Самая доходная сфера в жизни человека – это его будущее. Вечером

26 декабря Всемирное общество астрологов (WSА) сделало заявление, где говорилось, что причиной землетрясения стало декабрьское прохождение планеты Нептун 314-го градуса зодиака, означающего в системе сабианских символов “неожиданную катастрофу, которая перевернет жизнь”. За несколько дней, сообщало Общество, точную дату и место катастрофы предсказал его член, пенсионер из Нижнего

Новгорода. Уже в следующем прогнозе он предсказал, что “весной этого года Сатурн пройдет градус, означающий „мужчину и женщину, заброшенных на далекий остров””. Что предвещает новые бедствия в

Южной Азии.

По итогам прогноза ресурс Общества предлагал платную разработку календарей, корректирующих передвижение клиента по планете согласно гороскопу.

Выступая в Газе, один знаменитый палестинский проповедник сказал, что стихийное бедствие в Юго-Восточной Азии вызвано “увеличением зла и коррупции на земле, главными виновниками которых являются США и евреи”. По его словам, именно так – устраивая масштабное бедствие -

Аллах поступает с теми, кто не соблюдает его предписания. “Столица

Таиланда Бангкок, – сказал проповедник, – так называемый рай для туристов, является самым коррумпированным местом на земле. В него вложены капиталы американцев и сионистов, которые тащат местных сынов ислама в ад”.

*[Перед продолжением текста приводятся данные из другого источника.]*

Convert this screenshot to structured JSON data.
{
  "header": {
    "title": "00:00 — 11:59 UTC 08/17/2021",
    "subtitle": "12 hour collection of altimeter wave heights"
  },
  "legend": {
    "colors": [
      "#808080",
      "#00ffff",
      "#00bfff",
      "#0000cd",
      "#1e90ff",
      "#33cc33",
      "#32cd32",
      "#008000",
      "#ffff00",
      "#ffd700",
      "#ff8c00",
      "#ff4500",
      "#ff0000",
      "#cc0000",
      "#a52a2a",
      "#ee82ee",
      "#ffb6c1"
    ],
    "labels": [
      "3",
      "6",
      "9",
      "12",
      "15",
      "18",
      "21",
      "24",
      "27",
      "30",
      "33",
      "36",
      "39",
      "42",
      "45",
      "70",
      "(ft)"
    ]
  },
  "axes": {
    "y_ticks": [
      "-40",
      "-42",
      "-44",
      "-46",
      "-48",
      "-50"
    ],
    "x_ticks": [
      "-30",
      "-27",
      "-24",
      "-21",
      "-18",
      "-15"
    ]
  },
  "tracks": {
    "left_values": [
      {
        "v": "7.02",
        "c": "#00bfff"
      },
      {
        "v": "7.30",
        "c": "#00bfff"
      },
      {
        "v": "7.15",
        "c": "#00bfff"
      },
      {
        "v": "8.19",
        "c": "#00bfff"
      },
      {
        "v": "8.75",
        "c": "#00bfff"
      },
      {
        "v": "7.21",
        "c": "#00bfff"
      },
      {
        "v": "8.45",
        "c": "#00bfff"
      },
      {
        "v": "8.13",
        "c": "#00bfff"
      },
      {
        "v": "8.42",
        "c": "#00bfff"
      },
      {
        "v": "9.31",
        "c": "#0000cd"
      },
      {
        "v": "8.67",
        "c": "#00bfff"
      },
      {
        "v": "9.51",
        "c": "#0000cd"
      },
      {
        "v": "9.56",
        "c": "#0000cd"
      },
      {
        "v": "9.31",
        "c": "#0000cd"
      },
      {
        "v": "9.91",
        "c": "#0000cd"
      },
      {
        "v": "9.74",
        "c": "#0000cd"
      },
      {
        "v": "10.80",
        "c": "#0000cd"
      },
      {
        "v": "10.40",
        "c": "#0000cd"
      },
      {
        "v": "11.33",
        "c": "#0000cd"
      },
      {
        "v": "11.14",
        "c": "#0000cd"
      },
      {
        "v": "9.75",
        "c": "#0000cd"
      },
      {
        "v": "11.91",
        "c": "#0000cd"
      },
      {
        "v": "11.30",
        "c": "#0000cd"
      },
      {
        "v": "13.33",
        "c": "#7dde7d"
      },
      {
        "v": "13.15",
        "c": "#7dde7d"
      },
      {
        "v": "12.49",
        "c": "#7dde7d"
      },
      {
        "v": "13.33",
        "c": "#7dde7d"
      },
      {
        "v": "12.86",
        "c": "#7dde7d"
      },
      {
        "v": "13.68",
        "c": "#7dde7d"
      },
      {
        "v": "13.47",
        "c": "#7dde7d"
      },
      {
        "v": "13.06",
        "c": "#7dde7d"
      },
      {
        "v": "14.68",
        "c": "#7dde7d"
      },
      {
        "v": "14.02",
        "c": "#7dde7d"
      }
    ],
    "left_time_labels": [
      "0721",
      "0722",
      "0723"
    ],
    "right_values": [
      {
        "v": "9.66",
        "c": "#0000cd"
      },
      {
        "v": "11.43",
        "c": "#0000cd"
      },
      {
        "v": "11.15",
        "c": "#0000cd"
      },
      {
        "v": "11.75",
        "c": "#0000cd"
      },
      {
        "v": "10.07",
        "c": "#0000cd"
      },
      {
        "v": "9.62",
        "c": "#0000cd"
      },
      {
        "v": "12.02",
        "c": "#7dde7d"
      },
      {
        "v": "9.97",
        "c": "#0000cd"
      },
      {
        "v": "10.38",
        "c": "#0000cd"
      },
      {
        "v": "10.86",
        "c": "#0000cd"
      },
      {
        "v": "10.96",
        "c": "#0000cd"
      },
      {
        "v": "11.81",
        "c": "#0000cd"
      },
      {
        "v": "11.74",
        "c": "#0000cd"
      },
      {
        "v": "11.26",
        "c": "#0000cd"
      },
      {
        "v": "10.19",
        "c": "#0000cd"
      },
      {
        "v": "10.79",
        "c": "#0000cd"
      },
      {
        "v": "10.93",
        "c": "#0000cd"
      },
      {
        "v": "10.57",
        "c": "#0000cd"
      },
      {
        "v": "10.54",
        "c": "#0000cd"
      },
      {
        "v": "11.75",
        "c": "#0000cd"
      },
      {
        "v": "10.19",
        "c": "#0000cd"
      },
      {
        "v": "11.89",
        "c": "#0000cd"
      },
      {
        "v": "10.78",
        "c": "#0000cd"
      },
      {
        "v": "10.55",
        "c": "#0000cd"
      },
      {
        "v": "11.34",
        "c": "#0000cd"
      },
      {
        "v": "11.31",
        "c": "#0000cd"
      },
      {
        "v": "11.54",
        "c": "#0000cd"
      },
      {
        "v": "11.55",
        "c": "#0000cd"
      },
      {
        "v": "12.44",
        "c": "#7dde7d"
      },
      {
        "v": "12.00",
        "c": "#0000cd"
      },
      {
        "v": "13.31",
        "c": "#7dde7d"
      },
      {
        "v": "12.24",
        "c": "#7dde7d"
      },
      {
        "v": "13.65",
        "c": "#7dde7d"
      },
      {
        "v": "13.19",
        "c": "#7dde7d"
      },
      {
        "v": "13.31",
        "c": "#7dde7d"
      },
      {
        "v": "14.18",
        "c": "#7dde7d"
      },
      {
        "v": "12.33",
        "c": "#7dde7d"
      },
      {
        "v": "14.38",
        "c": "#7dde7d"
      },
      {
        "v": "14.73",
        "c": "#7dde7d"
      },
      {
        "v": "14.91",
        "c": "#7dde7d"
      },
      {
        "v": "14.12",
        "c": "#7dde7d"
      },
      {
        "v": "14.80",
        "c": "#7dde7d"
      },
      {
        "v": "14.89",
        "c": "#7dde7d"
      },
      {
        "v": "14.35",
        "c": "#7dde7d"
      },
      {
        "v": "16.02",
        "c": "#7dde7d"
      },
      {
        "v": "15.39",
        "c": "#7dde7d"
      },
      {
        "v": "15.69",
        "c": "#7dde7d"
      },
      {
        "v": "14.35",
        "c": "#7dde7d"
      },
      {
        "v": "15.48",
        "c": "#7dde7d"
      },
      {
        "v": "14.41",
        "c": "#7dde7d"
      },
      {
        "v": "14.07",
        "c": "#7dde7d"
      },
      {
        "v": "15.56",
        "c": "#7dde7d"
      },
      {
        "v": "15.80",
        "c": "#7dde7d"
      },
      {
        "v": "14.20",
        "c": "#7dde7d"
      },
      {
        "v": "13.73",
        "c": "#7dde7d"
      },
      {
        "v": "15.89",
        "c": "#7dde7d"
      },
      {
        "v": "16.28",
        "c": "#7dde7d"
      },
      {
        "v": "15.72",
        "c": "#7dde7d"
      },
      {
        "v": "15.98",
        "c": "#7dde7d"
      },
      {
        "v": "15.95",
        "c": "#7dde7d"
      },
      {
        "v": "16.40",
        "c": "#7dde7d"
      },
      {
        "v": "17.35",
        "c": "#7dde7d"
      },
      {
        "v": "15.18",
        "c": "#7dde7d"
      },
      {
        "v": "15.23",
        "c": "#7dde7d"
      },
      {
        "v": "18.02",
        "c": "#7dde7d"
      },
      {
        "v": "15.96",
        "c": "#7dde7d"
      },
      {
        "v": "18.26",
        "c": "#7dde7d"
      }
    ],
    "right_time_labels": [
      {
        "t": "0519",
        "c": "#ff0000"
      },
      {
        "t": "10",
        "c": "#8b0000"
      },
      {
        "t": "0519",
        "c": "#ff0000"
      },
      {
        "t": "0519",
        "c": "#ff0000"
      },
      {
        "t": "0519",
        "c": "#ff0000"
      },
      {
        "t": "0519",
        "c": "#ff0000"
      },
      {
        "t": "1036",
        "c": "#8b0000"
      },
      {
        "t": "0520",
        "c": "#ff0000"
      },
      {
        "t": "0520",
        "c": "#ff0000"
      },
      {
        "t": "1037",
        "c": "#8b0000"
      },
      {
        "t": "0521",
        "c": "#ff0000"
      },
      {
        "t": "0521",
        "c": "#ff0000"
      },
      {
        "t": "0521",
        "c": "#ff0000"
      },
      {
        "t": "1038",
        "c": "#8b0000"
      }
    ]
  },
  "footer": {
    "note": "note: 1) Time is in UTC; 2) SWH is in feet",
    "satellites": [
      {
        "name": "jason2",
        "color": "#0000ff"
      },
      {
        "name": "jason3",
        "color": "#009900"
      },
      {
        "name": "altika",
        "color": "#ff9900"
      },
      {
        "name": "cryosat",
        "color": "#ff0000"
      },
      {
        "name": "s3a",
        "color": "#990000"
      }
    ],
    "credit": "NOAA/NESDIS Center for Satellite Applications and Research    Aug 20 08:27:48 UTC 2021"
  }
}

Выступление транслировалось по телевидению Палестинской автономии в прямом эфире. Сразу после этой передачи вышла египетская программа, в которой утверждалось, что причиной цунами стало испытание американо-израильской ядерной бомбы.

В потоке эсхатологических прогнозов и политических спекуляций терялись потрясающие факты частного и культурного характера. Почти никто, например, не рассказывал, что в Южной Индии из-за смещения донного песка обнаружился древний город. И что перед учеными открылись пагоды и дворцы VII века, причем в полной сохранности.

Из-за чрезвычайной замусоренности эфира мало кто услышал о гигантской скульптуре священного слона, выброшенной на берег в

Бангладеш, и о том, что тысячи паломников уже стекаются на место обретения святыни, где отмечены первые случаи ее чудотворной силы.

Утром 26 декабря человеческая колода перемешалась. Миллионы судеб за считанные секунды изменили траекторию движения. Карты, еще вчера предназначенные для одного пасьянса, складывались в другой узор.

Создавая третий, абсолютно новый смысл. На второй день под завалами гостиницы обнаружили две семьи, израильскую и палестинскую. Проведя вместе двое страшных суток, сразу после госпиталя они объявили журналистам, что не признают конфликта между своими странами, считают себя кровными родственниками и намерены остаток жизни прожить вместе. По сути, люди в одиночку объявили войну правительствам двух стран. Встали меж двух огней. В целях безопасности их имена не разглашались, но сам факт почему-то не получил широкой огласки.

Никто в те дни не говорил, что третий путь возможен.

Только некоторые религиозные общины, верующие в переселение душ, распространили заявление, призывающее посвятить заслуги от практики жертвам катаклизма.

“Да обретут они благоприятное рождение”, – говорилось в сообщении.

“Да не проявятся у них отпечатки кармы, ввергающие в неблагие уделы”.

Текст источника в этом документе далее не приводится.